The numbers tell you why most cybersecurity press releases fail before a reporter finishes the first paragraph. Security journalists at major outlets receive a heavy volume of vendor pitches every week, and the share that turns into coverage is small, because most of those pitches read like a product datasheet stapled to a threat report. The writing assumes the reader already cares about the protocol, the CVE, the acronym. The reporter does not, yet, and the release never gives them a reason to start.
That gap is the opportunity. Cybersecurity is one of the few beats where the stakes are genuinely high and the storytelling is genuinely bad, which means a release that translates technical significance into human consequence stands out by a wide margin. The rules below are about making that translation. A strong cybersecurity press release does not dumb the topic down; it earns the reporter’s attention with the stakes first and rewards their interest with the technical depth second. Here are the five rules that get the breach, the launch, or the research actually covered.
Rule one: lead with the consequence, not the technology
The fatal opening is the one that starts with your technology. “Company X today announced its next-generation AI-driven threat detection platform” tells the reader nothing about why it matters, and a busy reporter stops reading. The opening has to answer the only question that earns the next sentence: who is affected, and what happens to them.

Flip the structure. Lead with the consequence and let the technology follow as the explanation. If your research found a flaw, open with what an attacker could do with it and to whom, then explain the mechanism. If you launched a product, open with the specific failure it prevents and the cost of that failure, then describe how it works. The reporter needs to understand why their readers should care before they will invest attention in how your cybersecurity press release says you solved it. Consequence first, mechanism second, every time.
Rule two: write for the reporter, not for the SOC
The single most common error is writing the release for someone who already lives in security operations. That reader does not need your release; they already know the territory. The reader who matters is the reporter translating your news for a general business audience, and they need plain language, clear significance, and a quotable line they can lift without a follow-up call.

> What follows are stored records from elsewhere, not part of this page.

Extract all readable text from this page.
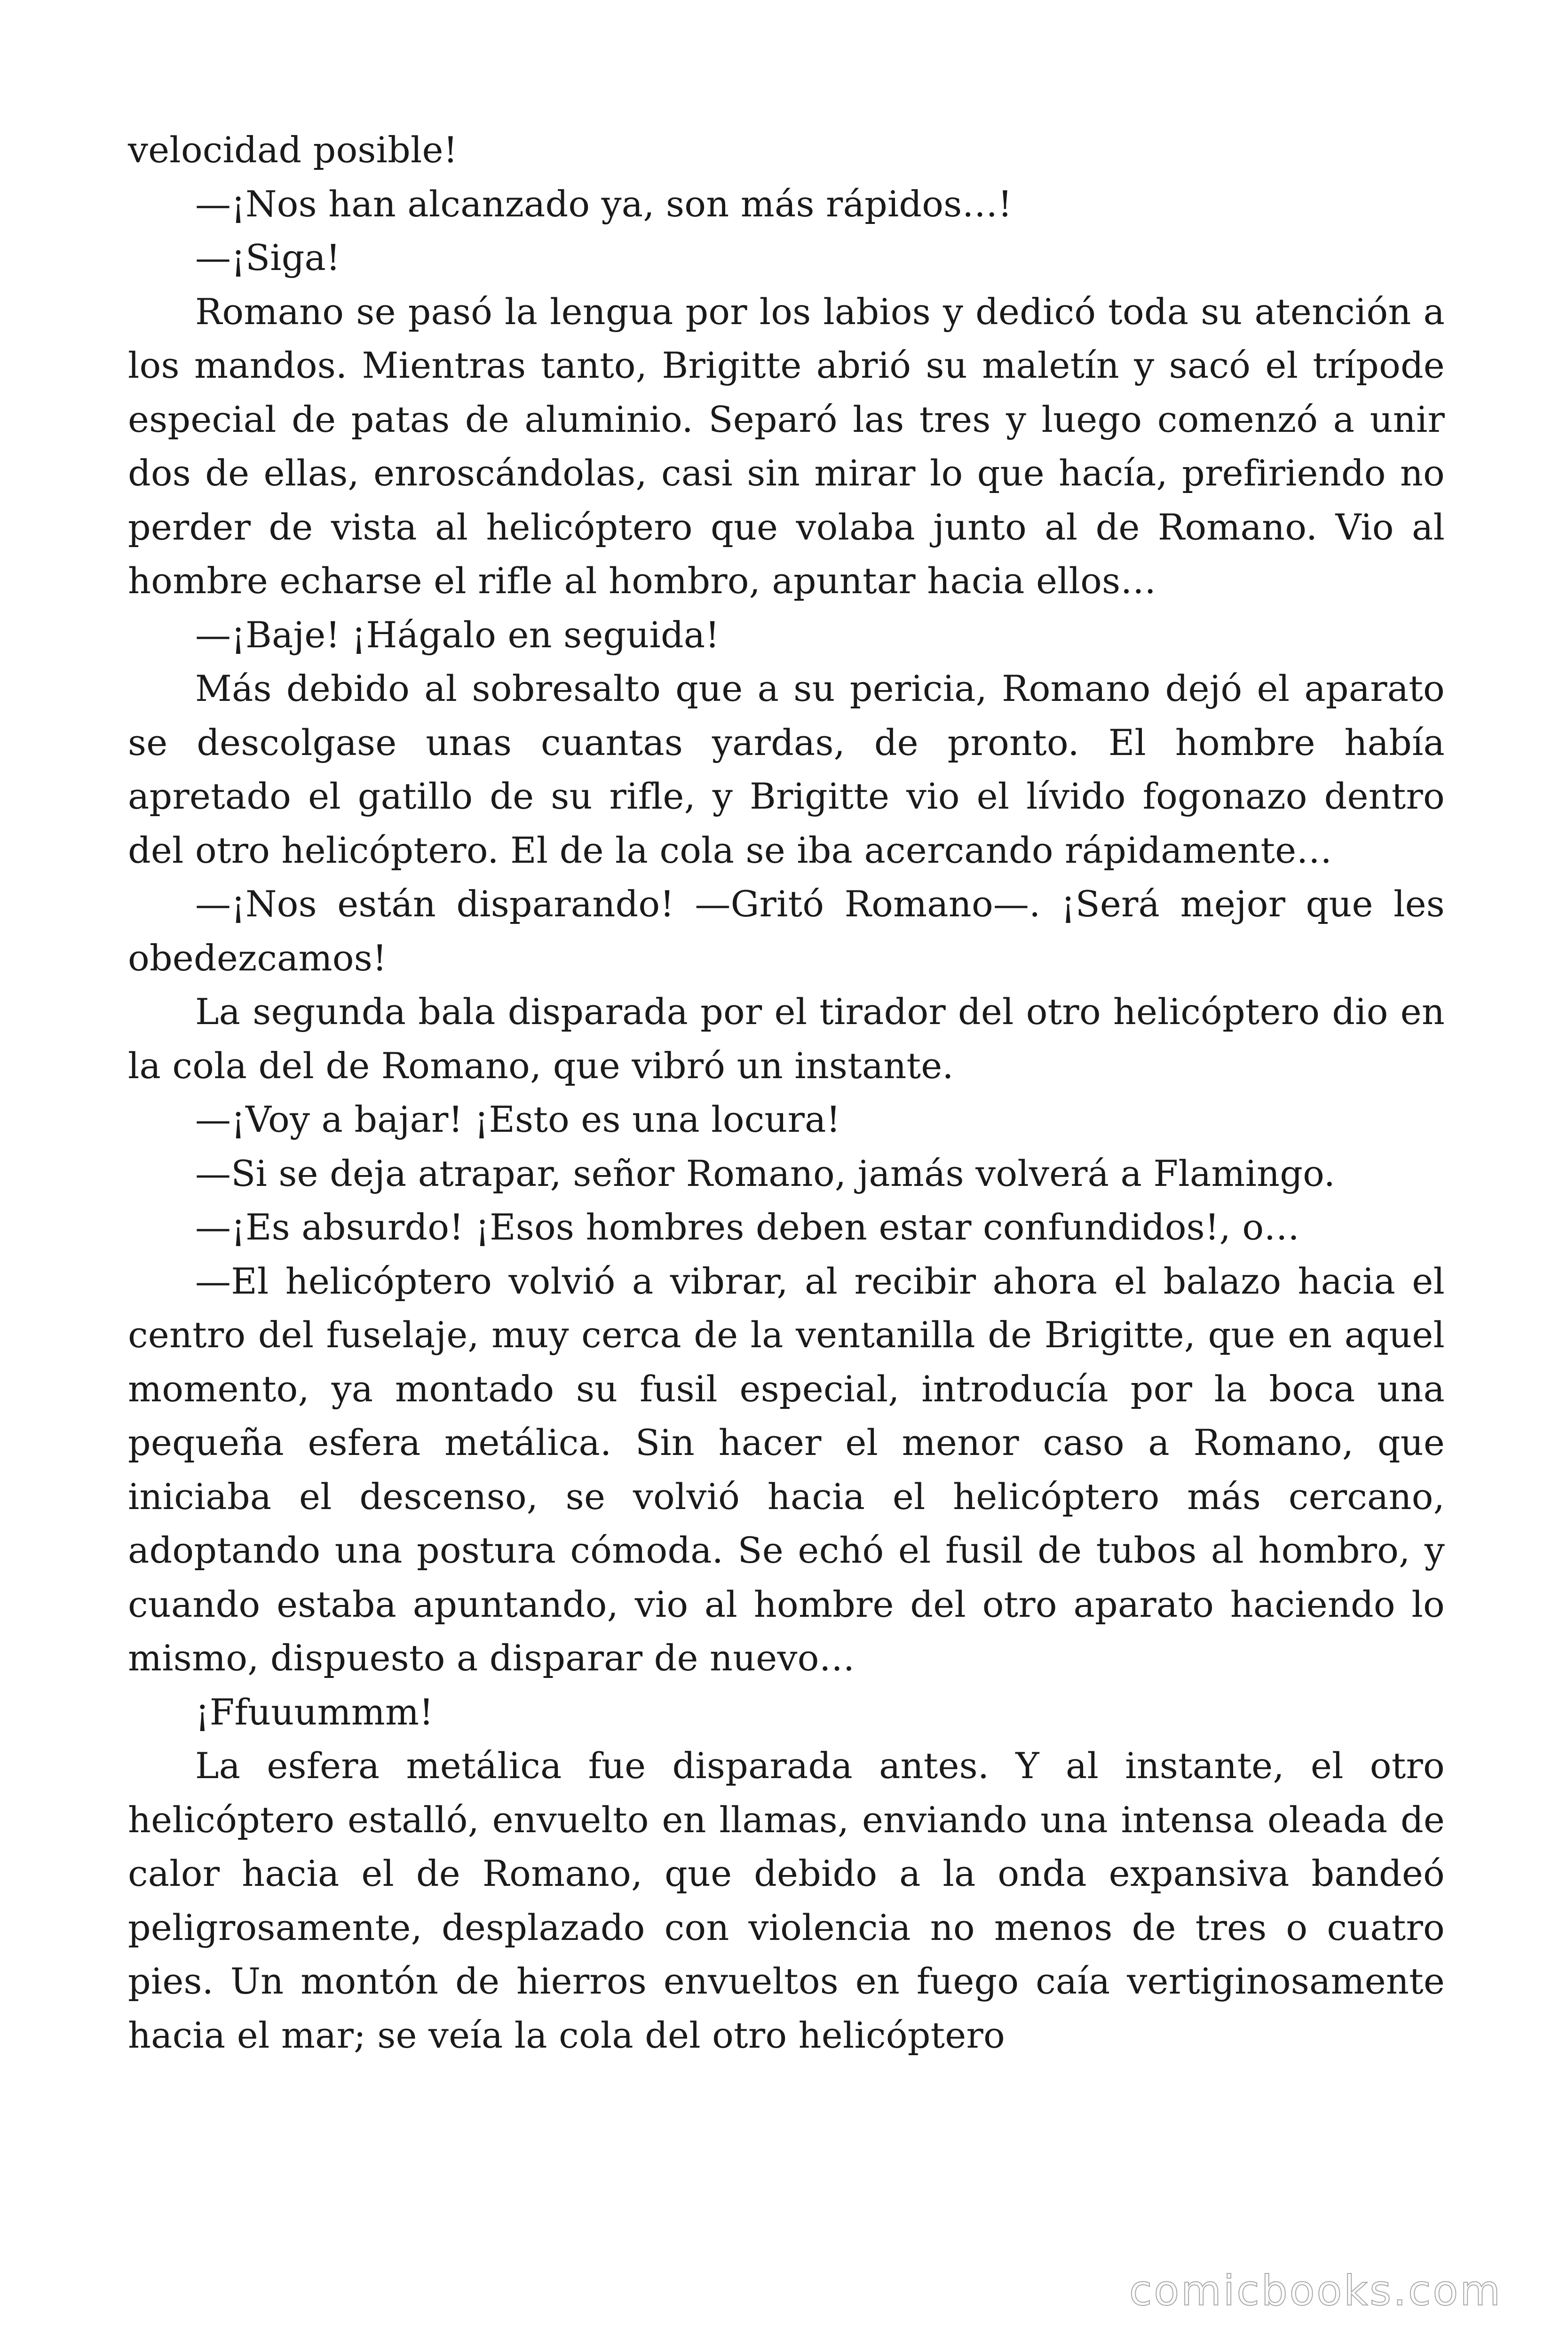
velocidad posible!

—¡Nos han alcanzado ya, son más rápidos…!

—¡Siga!

Romano se pasó la lengua por los labios y dedicó toda su atención a los mandos. Mientras tanto, Brigitte abrió su maletín y sacó el trípode especial de patas de aluminio. Separó las tres y luego comenzó a unir dos de ellas, enroscándolas, casi sin mirar lo que hacía, prefiriendo no perder de vista al helicóptero que volaba junto al de Romano. Vio al hombre echarse el rifle al hombro, apuntar hacia ellos…

—¡Baje! ¡Hágalo en seguida!

Más debido al sobresalto que a su pericia, Romano dejó el aparato se descolgase unas cuantas yardas, de pronto. El hombre había apretado el gatillo de su rifle, y Brigitte vio el lívido fogonazo dentro del otro helicóptero. El de la cola se iba acercando rápidamente…

—¡Nos están disparando! —Gritó Romano—. ¡Será mejor que les obedezcamos!

La segunda bala disparada por el tirador del otro helicóptero dio en la cola del de Romano, que vibró un instante.

—¡Voy a bajar! ¡Esto es una locura!

—Si se deja atrapar, señor Romano, jamás volverá a Flamingo.

—¡Es absurdo! ¡Esos hombres deben estar confundidos!, o…

—El helicóptero volvió a vibrar, al recibir ahora el balazo hacia el centro del fuselaje, muy cerca de la ventanilla de Brigitte, que en aquel momento, ya montado su fusil especial, introducía por la boca una pequeña esfera metálica. Sin hacer el menor caso a Romano, que iniciaba el descenso, se volvió hacia el helicóptero más cercano, adoptando una postura cómoda. Se echó el fusil de tubos al hombro, y cuando estaba apuntando, vio al hombre del otro aparato haciendo lo mismo, dispuesto a disparar de nuevo…

¡Ffuuummm!

La esfera metálica fue disparada antes. Y al instante, el otro helicóptero estalló, envuelto en llamas, enviando una intensa oleada de calor hacia el de Romano, que debido a la onda expansiva bandeó peligrosamente, desplazado con violencia no menos de tres o cuatro pies. Un montón de hierros envueltos en fuego caía vertiginosamente hacia el mar; se veía la cola del otro helicóptero

comicbooks.com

That does not mean stripping out the substance. It means layering it. The release itself states the significance in language a smart non-specialist understands, and the deep technical detail lives in a linked briefing, whitepaper, or research disclosure for the reporters and analysts who want to go deeper. Give the generalist a story they can run and the specialist a door they can open. A cybersecurity press release that forces every reader through the technical weeds loses the generalist reporter who would have given you the broadest coverage.
Rule three: handle incident disclosures as crisis comms, not marketing

A breach disclosure is a different animal from a product announcement, and treating it like marketing is how companies turn a bad day into a worse week. The model worth studying is how the strongest firms communicate during a live incident. When CrowdStrike’s faulty update triggered a massive global IT outage on July 19, 2024, the company’s public communication moved fast, stated plainly what had happened, and avoided spin, which is the template even though the event itself was a crisis. Speed, plain language, and no minimizing.
The instinct to soften a breach with vague phrasing (“a security event involving certain systems”) reads as evasion and invites harder reporting. A disclosure that states what happened, what data was involved, what the company is doing, and what affected people should do earns more trust than any amount of careful hedging. Coordinate with counsel and incident response before anything goes out, because the legal stakes are real. But within those constraints, clarity beats caution. Reporters punish evasion and reward candor, and your customers do the same.
Rule four: make the significance concrete
Security writing drowns in abstraction. “Sophisticated threat actors leveraging advanced persistent techniques” says nothing a reader can picture. Concrete detail is what makes a story land and what makes a reporter trust that you actually know something. Numbers, named categories of victim, real-world scenarios, specific costs.
Instead of “this vulnerability could have serious consequences,” say what an attacker could access, how many systems were exposed, and what the realistic outcome would be. Instead of “our platform improves detection,” state the measurable difference, the time-to-detection you cut, the class of attack you catch that the prior tool missed. The same rule applies to research disclosures: the finding is only as compelling as the specificity of what it enables. Concreteness is also what protects your credibility, because vague claims invite skepticism while specific, verifiable ones invite coverage.
Rule five: give them a human and a visual
Security stories are hard to illustrate, which is a quiet reason many of them die in the editorial queue. A release that arrives with a named expert available to interview and a usable visual, a diagram of the attack chain, a chart of the trend, removes two of the silent obstacles to publication. Reporters covering complex topics need a human voice to quote and an image to run, and the release that supplies both is easier to publish than the one that supplies neither.
Offer a specific person, with a name and a title, who can speak to the news on deadline, and make sure that person can explain the significance in plain language rather than retreating into jargon. Pair them with one clean visual that makes the abstract concrete. A cybersecurity press release that hands a reporter a quotable expert, a clear consequence, and a usable image is doing the reporter’s job for them, and the reporter who finds their job already half done is the reporter who runs your story. The stakes in this beat are real. Write like they are, and the coverage follows.